Non-Indicative Name/Web Original

Everything About Fiction You Never Wanted to Know.


Examples of Non-Indicative Names in Web Original works include:

Troping Wikis

  • The Other Tropes Wiki is neither about television nor tropes, and this wiki is not about tropes either - at least, not what your literature professor would think of first when he heard the word.
  • TV Tropes, as stated in Hypocritical Humor, as they're not just about TV.
  • The Mexican Standoff trope wasn't coined in Mexico, but in Australia. Read the article for more information.
  • Quite a few examples in Non-Indicative Name are indeed indicative, just not literal.

Other Works

  • Deviant ART isn't really deviating from anything these days since it became an art community. And of those who question True Art, it doesn't have that all that either.
    • It does still have the computer theme deviations for which it was named (I assume). And art is in the eye of the beholder, so unless you are snarky and against photography, poetry, animesque illustrations, or the Furry Fandom, the name still holds. It's still an Artifact Title, though.
  • Facebook isn't really a book full of faces.
  • Chinese Troper Teslashark wrote a webfic that's called Time to Shoot Down the Moon. The rock-satellite of Earth suffers nothing in the story. In fact, the author did it on purpose, to mock sci-fi series and war fictions with outrageous names.
  • Marble Hornets is certainly not about hornets made of marble.
    • In-universe, "Marble Hornets" is the name of the student film project that Alex Kralie came up with that got interrupted after Alex's run-in with you-know-what. Whether or not the title actually had some significance to the plot of the project is never explained.
  • The "Cheat Commandos O's" cereal pieces from Homestar Runner are actually not "O"-shaped, but rather nugget-shaped.
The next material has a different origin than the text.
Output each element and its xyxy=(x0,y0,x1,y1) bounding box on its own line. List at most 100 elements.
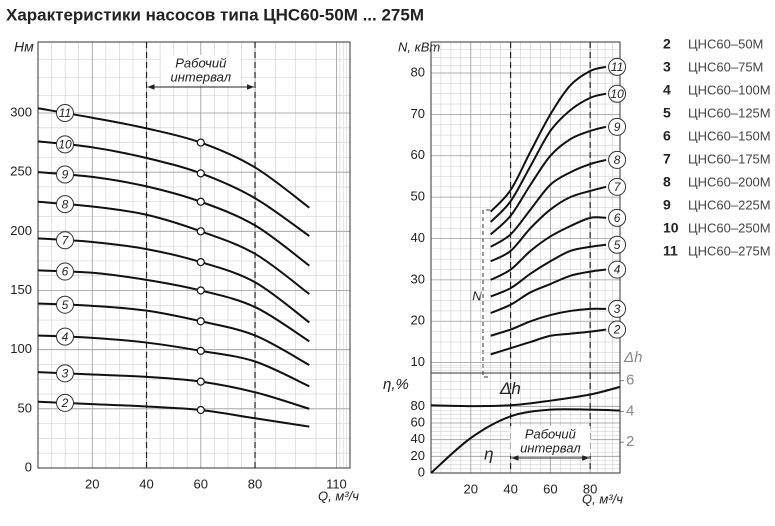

This was even lampshaded on the box art where Fightgar was actually telling the other Commandos that the cereal pieces "aren't 'Os!"
  • The Internet Movie Database (IMDb) contains information about TV shows, individual episodes and video games.
  • Leekspin uses a Bleach clip in which Orihime spins what is clearly indicated in the show to be a scallion.
  • No Right Answer uses this for some episodes (Best Anime Ever should really be called Pokemon vs Digimon). Used deliberately for publicity.